I could successfully switch between TEXT and GUI mode with the above solution before installing CUDA8.0.
But after I installed CUDA8.0, then I couldn’t switch back to GUI mode, the system stuck during boot, is it the reason I’ve installed the driver? Should I uninstall the driver?

I even couldn’t boot into the grub bootloader. I don’t know why, it seems I need reinstall the system the 6th time.

Yes, in spite of your initial questions, the issue here has nothing to do with how you stop the GDM.

The issue is that a plain CUDA 8 install does not work correctly on some Optimus laptops. You have an Optimus laptop that shipped from the factory (I think) with Windows. That was the supported environment for it, and when you installed Linux, you took on the challenge of getting the Optimus config to work correctly in an Linux environment.
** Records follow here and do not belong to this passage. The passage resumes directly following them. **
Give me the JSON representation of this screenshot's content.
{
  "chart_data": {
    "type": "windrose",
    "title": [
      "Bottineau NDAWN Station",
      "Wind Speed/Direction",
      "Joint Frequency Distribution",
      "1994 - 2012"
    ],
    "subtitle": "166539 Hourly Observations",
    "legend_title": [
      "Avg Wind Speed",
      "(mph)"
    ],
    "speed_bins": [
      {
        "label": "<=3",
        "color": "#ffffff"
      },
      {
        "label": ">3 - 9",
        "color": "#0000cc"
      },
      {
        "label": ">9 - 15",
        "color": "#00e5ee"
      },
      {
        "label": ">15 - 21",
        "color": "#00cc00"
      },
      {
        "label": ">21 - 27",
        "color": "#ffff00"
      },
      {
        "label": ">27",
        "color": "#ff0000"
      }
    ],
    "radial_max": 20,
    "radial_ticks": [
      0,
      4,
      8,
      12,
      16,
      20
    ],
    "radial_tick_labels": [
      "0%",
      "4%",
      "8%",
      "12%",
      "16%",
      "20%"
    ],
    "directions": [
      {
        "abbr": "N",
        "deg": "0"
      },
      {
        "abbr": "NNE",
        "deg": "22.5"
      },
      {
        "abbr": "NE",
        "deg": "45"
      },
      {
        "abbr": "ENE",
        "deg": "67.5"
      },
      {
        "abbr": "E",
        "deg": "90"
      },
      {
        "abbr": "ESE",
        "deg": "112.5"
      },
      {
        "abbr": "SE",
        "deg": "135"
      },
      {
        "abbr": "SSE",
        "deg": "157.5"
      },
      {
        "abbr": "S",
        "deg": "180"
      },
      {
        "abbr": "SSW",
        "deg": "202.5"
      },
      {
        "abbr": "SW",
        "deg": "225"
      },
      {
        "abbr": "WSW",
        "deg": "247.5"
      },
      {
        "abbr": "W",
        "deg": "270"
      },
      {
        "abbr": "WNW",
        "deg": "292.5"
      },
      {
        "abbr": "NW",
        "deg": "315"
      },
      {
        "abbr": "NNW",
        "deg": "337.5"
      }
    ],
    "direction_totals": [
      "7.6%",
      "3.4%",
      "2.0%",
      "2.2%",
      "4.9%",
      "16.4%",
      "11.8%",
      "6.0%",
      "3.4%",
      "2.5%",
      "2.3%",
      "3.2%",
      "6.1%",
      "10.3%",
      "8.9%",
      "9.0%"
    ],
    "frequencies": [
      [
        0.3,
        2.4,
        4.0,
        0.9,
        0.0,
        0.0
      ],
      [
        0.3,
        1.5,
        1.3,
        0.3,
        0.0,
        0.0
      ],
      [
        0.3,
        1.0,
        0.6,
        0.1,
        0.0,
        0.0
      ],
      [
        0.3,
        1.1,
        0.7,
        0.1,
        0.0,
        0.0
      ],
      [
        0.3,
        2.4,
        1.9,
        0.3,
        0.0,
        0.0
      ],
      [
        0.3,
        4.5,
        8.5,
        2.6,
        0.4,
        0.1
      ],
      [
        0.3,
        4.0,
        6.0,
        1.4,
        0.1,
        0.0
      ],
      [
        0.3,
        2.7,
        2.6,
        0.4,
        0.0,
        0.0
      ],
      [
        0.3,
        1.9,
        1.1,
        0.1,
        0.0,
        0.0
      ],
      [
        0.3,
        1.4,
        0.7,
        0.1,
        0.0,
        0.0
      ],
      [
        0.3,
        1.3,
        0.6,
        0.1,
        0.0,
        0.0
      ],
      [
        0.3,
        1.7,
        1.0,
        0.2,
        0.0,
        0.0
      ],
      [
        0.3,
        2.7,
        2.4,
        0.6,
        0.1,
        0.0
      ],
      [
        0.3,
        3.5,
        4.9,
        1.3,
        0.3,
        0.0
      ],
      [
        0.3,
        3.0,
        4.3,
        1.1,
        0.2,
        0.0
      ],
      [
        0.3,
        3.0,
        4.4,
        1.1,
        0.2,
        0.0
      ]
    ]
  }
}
As you’re discovering it is non trivial.

You indicated that you had CUDA 7.5 working correctly. Whatever method you used to do that, should work on CUDA 8. The method should not change. But the install guide does not contain the necessary info to make the install work correctly on every possible Optimus laptop out there.

One method I have used successfully on some optimus laptops is to install the GPU driver (or CUDA) with the --no-opengl-libs install switch (or --no-opengl-files). This assumes that you have a linux install that is working correctly with the base (intel) graphics. That will leave your intel display driver stack intact. The corruption of that stack by the nvidia driver install is the proximal reason for your GUI going haywire.

However this only works on some laptops that will power the NVIDIA GPU even if it is not “in use”. In some cases this may be controllable via the laptop BIOS. It also has various implications: your NVIDIA GPU can never be used for laptop graphics, and any display ports (e.g. perhaps DVI, etc, it depends on the laptop design) that are hardwired to the NVIDIA GPU cannot be used for display.

The more involved methodologies involve using something like bumblebee or Prime to make the Optimus graphics scenario on linux function approximately similar to the way it works on windows.

Good luck!

One thing still couldn’t be explained: Why the CUDA7.x works well?

I’ll try with package installation, instead of the *.run file, and I’ll also change the Ubuntu from 16.10 to 16.04.

If you did a package install instead of runfile, that may have been the difference. I think a package install is worth a try. I don’t know exactly what packages it will pull in in your case, and it may be that it pulls in the right stuff to avoid GUI corruption. Otherwise I can’t explain it. But as I said already, if you can identify exactly what method you used to make CUDA 7.5 work, the same method should work with CUDA 8.

txbob, Thanks for you great help. After I switch to *.deb package installation, I could install CUDA8.0 and use it on my ASUS laptop now. But I’m still not sure which difference causes this problem, the different installation packages or the Ubuntu16.10/16.04, anyway, it works now.

I’m installing Tensflow now, but found its latest version only reqeust CUDA8.0, and CUDNN 5.x, I’ve installed both latest versions, so I need downgrade cudnn from 6.0 to 5.1 ,and try again. The good thing is I needn’t re-install whole system this time.
I need buy a top-level desktop to do my work, or the environment setup works waste too much time.

Finally, the tensorflow works again!!! I could continue my work after 2 days’ pause.